Pada saat pertama kalinya bertugas dan masuk mengajar sebagai wali kelas enam, saya sempat pesimis terhadap kemampuan anak-anak. Dimana meskipun sudah kelas 6 mereka masih belum lancar membaca apalagi memahami isi dari suatu bacaan.

Pernah suatu ketika saya memberikan tes membaca pada anak-anak namun bukan tes yang terjadi, saya malah memperbaiki dan mengajarkan cara yang membaca yang benar. Banyak kesalahan-kesalahan pengucapan maupun kesulitan mengucapkan suatu kata dari teks yang mereka baca. Saya pun dengan sabar menuntun mereka menyelesaikan membaca satu paragraf.

Kondisi ini tidak bisa dibiarkan berlarut-larut apalagi mereka sudah kelas 6 yang akan menghadapi ujian sekolah dan setelah itu mereka akan melanjutkan ke jenjang yang lebih tinggi yaitu smp. Pada saat itu saya berfikir harus ada bahan bacaan yang disukai oleh anak-anak, yang mana untuk lancar membaca mereka harus lebih dulu jatuh cinta kepada buku. Sedangkan di sekolah ini mereka hanya ada buku paket yang menurut saya sebagai guru saja kurang menarik untuk dibaca.

Akhirnya pada saat itu saya berinisiatif untuk memesan majalah bekas yaitu majalah Bobo yang kondisinya masih layak untuk dibaca. Harga majalah bobo baru untuk di luar pulau jawa sekitar Rp11.000 namun di daerah seperti ini tidak mungkin bisa didapatkan walaupun masih baru, sehingga saya memutuskan membeli yang bekas. Harga majalah bekas bisa didapatkan dengan harga hanya Rp 3.000 saja dengan kondisi yang sangat masih layak untuk dibaca.

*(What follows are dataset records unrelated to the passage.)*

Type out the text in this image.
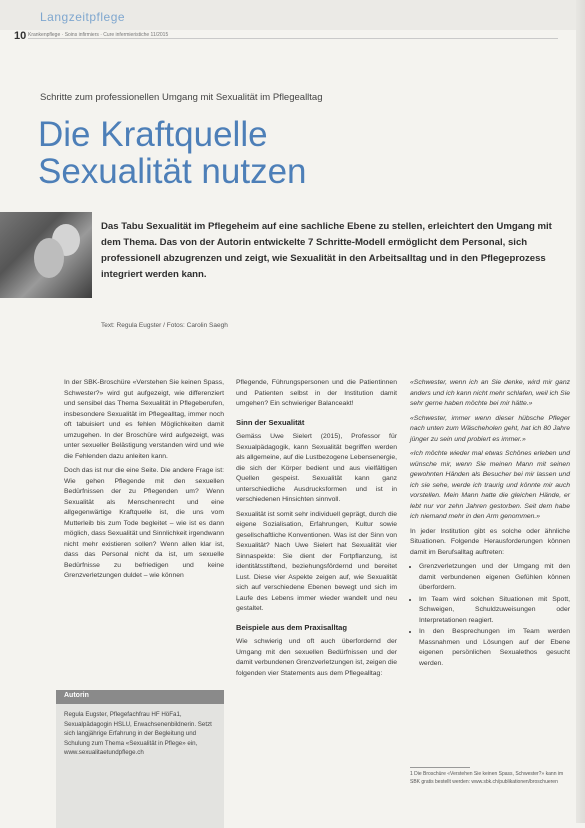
Langzeitpflege
10 Krankenpflege · Soins infirmiers · Cure infermieristiche 11/2015
Schritte zum professionellen Umgang mit Sexualität im Pflegealltag
Die Kraftquelle
Sexualität nutzen

Das Tabu Sexualität im Pflegeheim auf eine sachliche Ebene zu stellen, erleichtert den Umgang mit dem Thema. Das von der Autorin entwickelte 7 Schritte-Modell ermöglicht dem Personal, sich professionell abzugrenzen und zeigt, wie Sexualität in den Arbeitsalltag und in den Pflegeprozess integriert werden kann.

Text: Regula Eugster / Fotos: Carolin Saegh

In der SBK-Broschüre «Verstehen Sie keinen Spass, Schwester?» wird gut aufgezeigt, wie differenziert und sensibel das Thema Sexualität in Pflegeberufen, insbesondere Sexualität im Pflegealltag, immer noch oft tabuisiert und es fehlen Möglichkeiten damit umzugehen. In der Broschüre wird aufgezeigt, was unter sexueller Belästigung verstanden wird und wie die Fehlenden dazu anleiten kann.

Doch das ist nur die eine Seite. Die andere Frage ist: Wie gehen Pflegende mit den sexuellen Bedürfnissen der zu Pflegenden um? Wenn Sexualität als Menschenrecht und eine allgegenwärtige Kraftquelle ist, die uns vom Mutterleib bis zum Tode begleitet – wie ist es dann möglich, dass Sexualität und Sinnlichkeit irgendwann nicht mehr existieren sollen? Wenn allen klar ist, dass das Personal nicht da ist, um sexuelle Bedürfnisse zu befriedigen und keine Grenzverletzungen duldet – wie können

Autorin
Regula Eugster, Pflegefachfrau HF HöFa1, Sexualpädagogin HSLU, Erwachsenenbildnerin. Setzt sich langjährige Erfahrung in der Begleitung und Schulung zum Thema «Sexualität in Pflege» ein, www.sexualitaetundpflege.ch

Pflegende, Führungspersonen und die Patientinnen und Patienten selbst in der Institution damit umgehen? Ein schwieriger Balanceakt!

Sinn der Sexualität

Gemäss Uwe Sielert (2015), Professor für Sexualpädagogik, kann Sexualität begriffen werden als allgemeine, auf die Lustbezogene Lebensenergie, die sich der Körper bedient und aus vielfältigen Quellen gespeist. Sexualität kann ganz unterschiedliche Ausdrucksformen und ist in verschiedenen Hinsichten sinnvoll.

Sexualität ist somit sehr individuell geprägt, durch die eigene Sozialisation, Erfahrungen, Kultur sowie gesellschaftliche Konventionen. Was ist der Sinn von Sexualität? Nach Uwe Sielert hat Sexualität vier Sinnaspekte: Sie dient der Fortpflanzung, ist identitätsstiftend, beziehungsfördernd und bereitet Lust. Diese vier Aspekte zeigen auf, wie Sexualität sich auf verschiedene Ebenen bewegt und sich im Laufe des Lebens immer wieder wandelt und neu gestaltet.

Beispiele aus dem Praxisalltag

Wie schwierig und oft auch überfordernd der Umgang mit den sexuellen Bedürfnissen und der damit verbundenen Grenzverletzungen ist, zeigen die folgenden vier Statements aus dem Pflegealltag:

«Schwester, wenn ich an Sie denke, wird mir ganz anders und ich kann nicht mehr schlafen, weil ich Sie sehr gerne haben möchte bei mir hätte.»

«Schwester, immer wenn dieser hübsche Pfleger nach unten zum Wäscheholen geht, hat ich 80 Jahre jünger zu sein und probiert es immer.»

«Ich möchte wieder mal etwas Schönes erleben und wünsche mir, wenn Sie meinen Mann mit seinen gewohnten Händen als Besucher bei mir lassen und ich sie sehe, werde ich traurig und könnte mir auch vorstellen. Mein Mann hatte die gleichen Hände, er lebt nur vor zehn Jahren gestorben. Seit dem habe ich niemand mehr in den Arm genommen.»

In jeder Institution gibt es solche oder ähnliche Situationen. Folgende Herausforderungen können damit im Berufsalltag auftreten:

• Grenzverletzungen und der Umgang mit den damit verbundenen eigenen Gefühlen können überfordern.
• Im Team wird solchen Situationen mit Spott, Schweigen, Schuldzuweisungen oder Interpretationen reagiert.
• In den Besprechungen im Team werden Massnahmen und Lösungen auf der Ebene eigenen persönlichen Sexualethos gesucht werden.
1 Die Broschüre «Verstehen Sie keinen Spass, Schwester?» kann im SBK gratis bestellt werden: www.sbk.ch/publikationen/broschueren
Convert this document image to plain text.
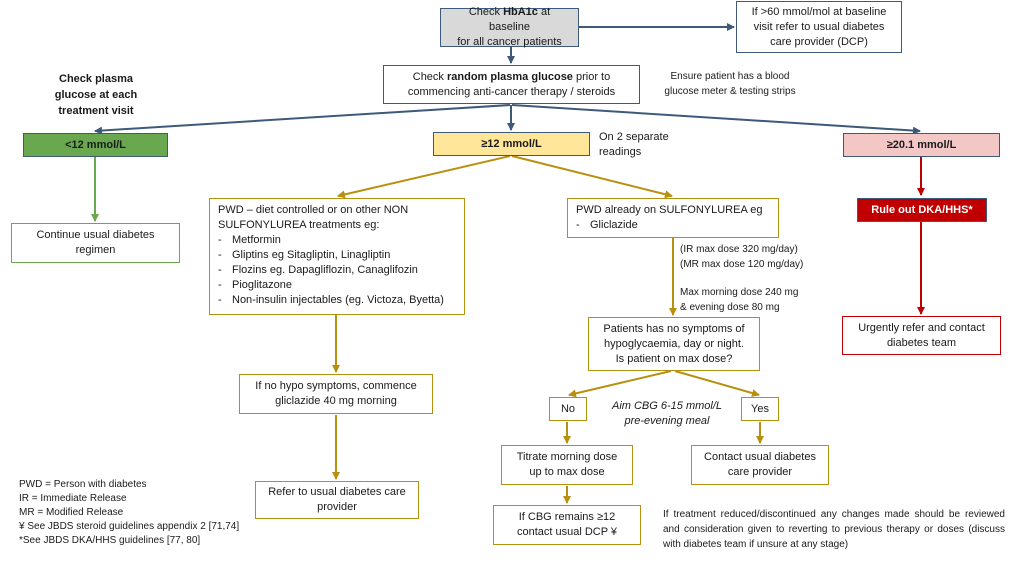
Check HbA1c at baseline
for all cancer patients
If >60 mmol/mol at baseline
visit refer to usual diabetes
care provider (DCP)
Check random plasma glucose prior to
commencing anti-cancer therapy / steroids
Ensure patient has a blood
glucose meter & testing strips
Check plasma
glucose at each
treatment visit
<12 mmol/L	≥12 mmol/L	≥20.1 mmol/L
On 2 separate
readings
Continue usual diabetes
regimen
PWD – diet controlled or on other NON
SULFONYLUREA treatments eg:
- Metformin
- Gliptins eg Sitagliptin, Linagliptin
- Flozins eg. Dapagliflozin, Canaglifozin
- Pioglitazone
- Non-insulin injectables (eg. Victoza, Byetta)
PWD already on SULFONYLUREA eg
- Gliclazide
(IR max dose 320 mg/day)
(MR max dose 120 mg/day)

Max morning dose 240 mg
& evening dose 80 mg
Patients has no symptoms of
hypoglycaemia, day or night.
Is patient on max dose?
No	Yes
Aim CBG 6-15 mmol/L
pre-evening meal
If no hypo symptoms, commence
gliclazide 40 mg morning
Refer to usual diabetes care
provider
Titrate morning dose
up to max dose
Contact usual diabetes
care provider
If CBG remains ≥12
contact usual DCP ¥
Rule out DKA/HHS*
Urgently refer and contact
diabetes team
If treatment reduced/discontinued any changes made should be reviewed and consideration given to reverting to previous therapy or doses (discuss with diabetes team if unsure at any stage)
PWD = Person with diabetes
IR = Immediate Release
MR = Modified Release
¥ See JBDS steroid guidelines appendix 2 [71,74]
*See JBDS DKA/HHS guidelines [77, 80]
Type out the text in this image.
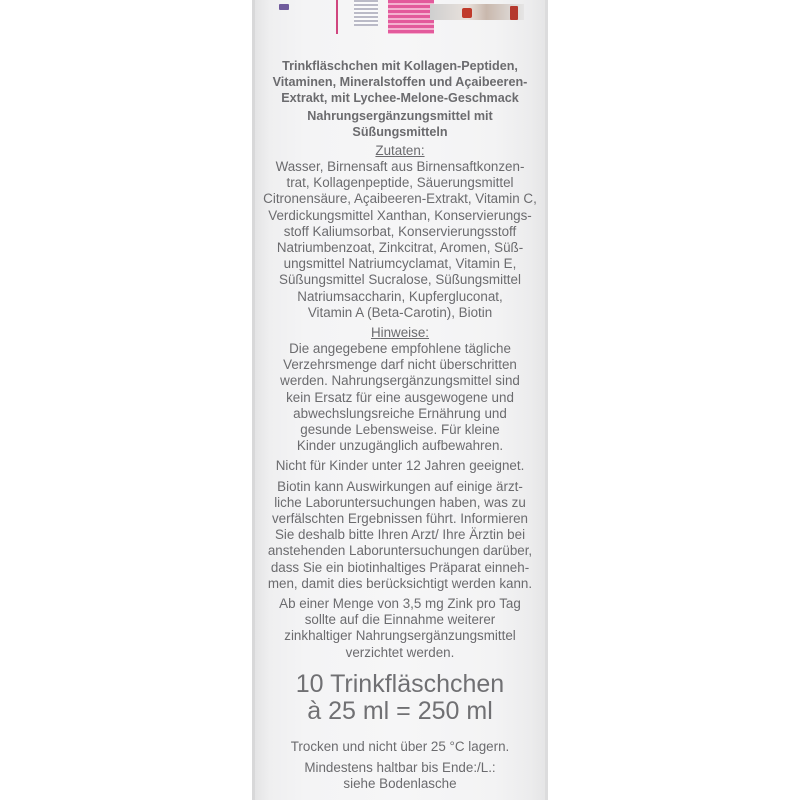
Trinkfläschchen mit Kollagen-Peptiden,
Vitaminen, Mineralstoffen und Açaibeeren-
Extrakt, mit Lychee-Melone-Geschmack
Nahrungsergänzungsmittel mit
Süßungsmitteln
Zutaten:
Wasser, Birnensaft aus Birnensaftkonzen-
trat, Kollagenpeptide, Säuerungsmittel
Citronensäure, Açaibeeren-Extrakt, Vitamin C,
Verdickungsmittel Xanthan, Konservierungs-
stoff Kaliumsorbat, Konservierungsstoff
Natriumbenzoat, Zinkcitrat, Aromen, Süß-
ungsmittel Natriumcyclamat, Vitamin E,
Süßungsmittel Sucralose, Süßungsmittel
Natriumsaccharin, Kupfergluconat,
Vitamin A (Beta-Carotin), Biotin
Hinweise:
Die angegebene empfohlene tägliche
Verzehrsmenge darf nicht überschritten
werden. Nahrungsergänzungsmittel sind
kein Ersatz für eine ausgewogene und
abwechslungsreiche Ernährung und
gesunde Lebensweise. Für kleine
Kinder unzugänglich aufbewahren.
Nicht für Kinder unter 12 Jahren geeignet.
Biotin kann Auswirkungen auf einige ärzt-
liche Laboruntersuchungen haben, was zu
verfälschten Ergebnissen führt. Informieren
Sie deshalb bitte Ihren Arzt/ Ihre Ärztin bei
anstehenden Laboruntersuchungen darüber,
dass Sie ein biotinhaltiges Präparat einneh-
men, damit dies berücksichtigt werden kann.
Ab einer Menge von 3,5 mg Zink pro Tag
sollte auf die Einnahme weiterer
zinkhaltiger Nahrungsergänzungsmittel
verzichtet werden.
10 Trinkfläschchen
à 25 ml = 250 ml
Trocken und nicht über 25 °C lagern.
Mindestens haltbar bis Ende:/L.:
siehe Bodenlasche
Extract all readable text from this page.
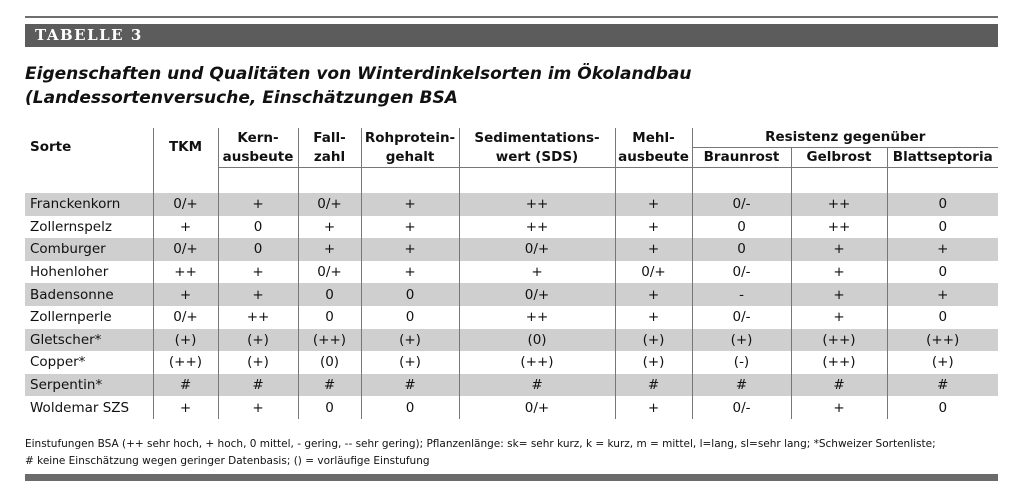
TABELLE 3
Eigenschaften und Qualitäten von Winterdinkelsorten im Ökolandbau
(Landessortenversuche, Einschätzungen BSA
Sorte	TKM	Kern-	Fall-	Rohprotein-	Sedimentations-	Mehl-	Resistenz gegenüber		
		ausbeute	zahl	gehalt	wert (SDS)	ausbeute	Braunrost	Gelbrost	Blattseptoria

Franckenkorn	0/+	+	0/+	+	++	+	0/-	++	0
Zollernspelz	+	0	+	+	++	+	0	++	0
Comburger	0/+	0	+	+	0/+	+	0	+	+
Hohenloher	++	+	0/+	+	+	0/+	0/-	+	0
Badensonne	+	+	0	0	0/+	+	-	+	+
Zollernperle	0/+	++	0	0	++	+	0/-	+	0
Gletscher*	(+)	(+)	(++)	(+)	(0)	(+)	(+)	(++)	(++)
Copper*	(++)	(+)	(0)	(+)	(++)	(+)	(-)	(++)	(+)
Serpentin*	#	#	#	#	#	#	#	#	#
Woldemar SZS	+	+	0	0	0/+	+	0/-	+	0
Einstufungen BSA (++ sehr hoch, + hoch, 0 mittel, - gering, -- sehr gering); Pflanzenlänge: sk= sehr kurz, k = kurz, m = mittel, l=lang, sl=sehr lang; *Schweizer Sortenliste;
# keine Einschätzung wegen geringer Datenbasis; () = vorläufige Einstufung
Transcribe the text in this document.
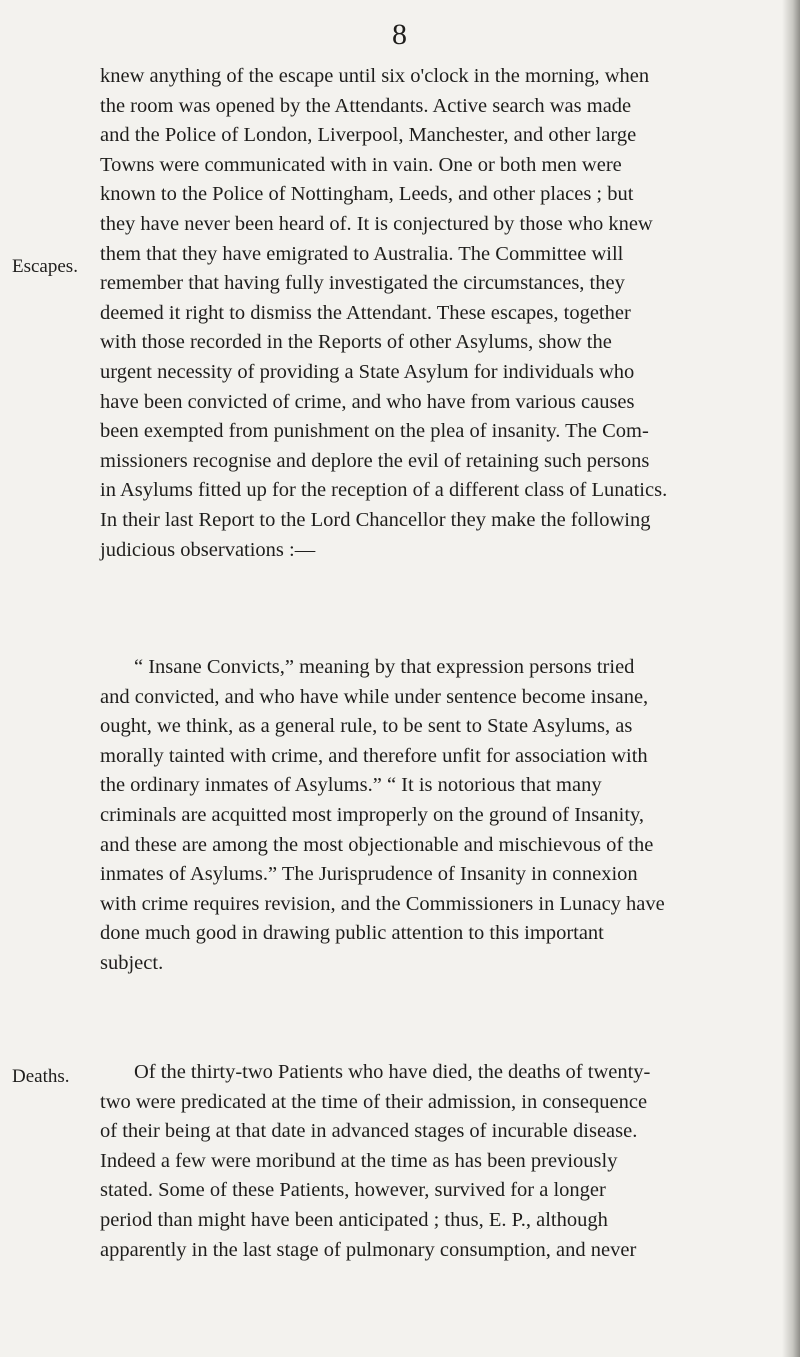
8
Escapes.
Deaths.
knew anything of the escape until six o'clock in the morning, when
the room was opened by the Attendants. Active search was made
and the Police of London, Liverpool, Manchester, and other large
Towns were communicated with in vain. One or both men were
known to the Police of Nottingham, Leeds, and other places ; but
they have never been heard of. It is conjectured by those who knew
them that they have emigrated to Australia. The Committee will
remember that having fully investigated the circumstances, they
deemed it right to dismiss the Attendant. These escapes, together
with those recorded in the Reports of other Asylums, show the
urgent necessity of providing a State Asylum for individuals who
have been convicted of crime, and who have from various causes
been exempted from punishment on the plea of insanity. The Com-
missioners recognise and deplore the evil of retaining such persons
in Asylums fitted up for the reception of a different class of Lunatics.
In their last Report to the Lord Chancellor they make the following
judicious observations :—
“ Insane Convicts,” meaning by that expression persons tried
and convicted, and who have while under sentence become insane,
ought, we think, as a general rule, to be sent to State Asylums, as
morally tainted with crime, and therefore unfit for association with
the ordinary inmates of Asylums.” “ It is notorious that many
criminals are acquitted most improperly on the ground of Insanity,
and these are among the most objectionable and mischievous of the
inmates of Asylums.” The Jurisprudence of Insanity in connexion
with crime requires revision, and the Commissioners in Lunacy have
done much good in drawing public attention to this important
subject.
Of the thirty-two Patients who have died, the deaths of twenty-
two were predicated at the time of their admission, in consequence
of their being at that date in advanced stages of incurable disease.
Indeed a few were moribund at the time as has been previously
stated. Some of these Patients, however, survived for a longer
period than might have been anticipated ; thus, E. P., although
apparently in the last stage of pulmonary consumption, and never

Karena di sini tidak ada yang menjual majalah bekas saya pun harus pesan di toko online yang ada di luar pulau kalimantan. Sekitar seminggu dari pemesanan paket majalah Bobo pun sampai di kota sintang. Dan karena saya bertugas di sekolah dasar yang letaknya di pedalaman kabupaten sintang, saya pun harus mengambilnya ke kota yang jaraknya sekitar 4 jam perjalanan.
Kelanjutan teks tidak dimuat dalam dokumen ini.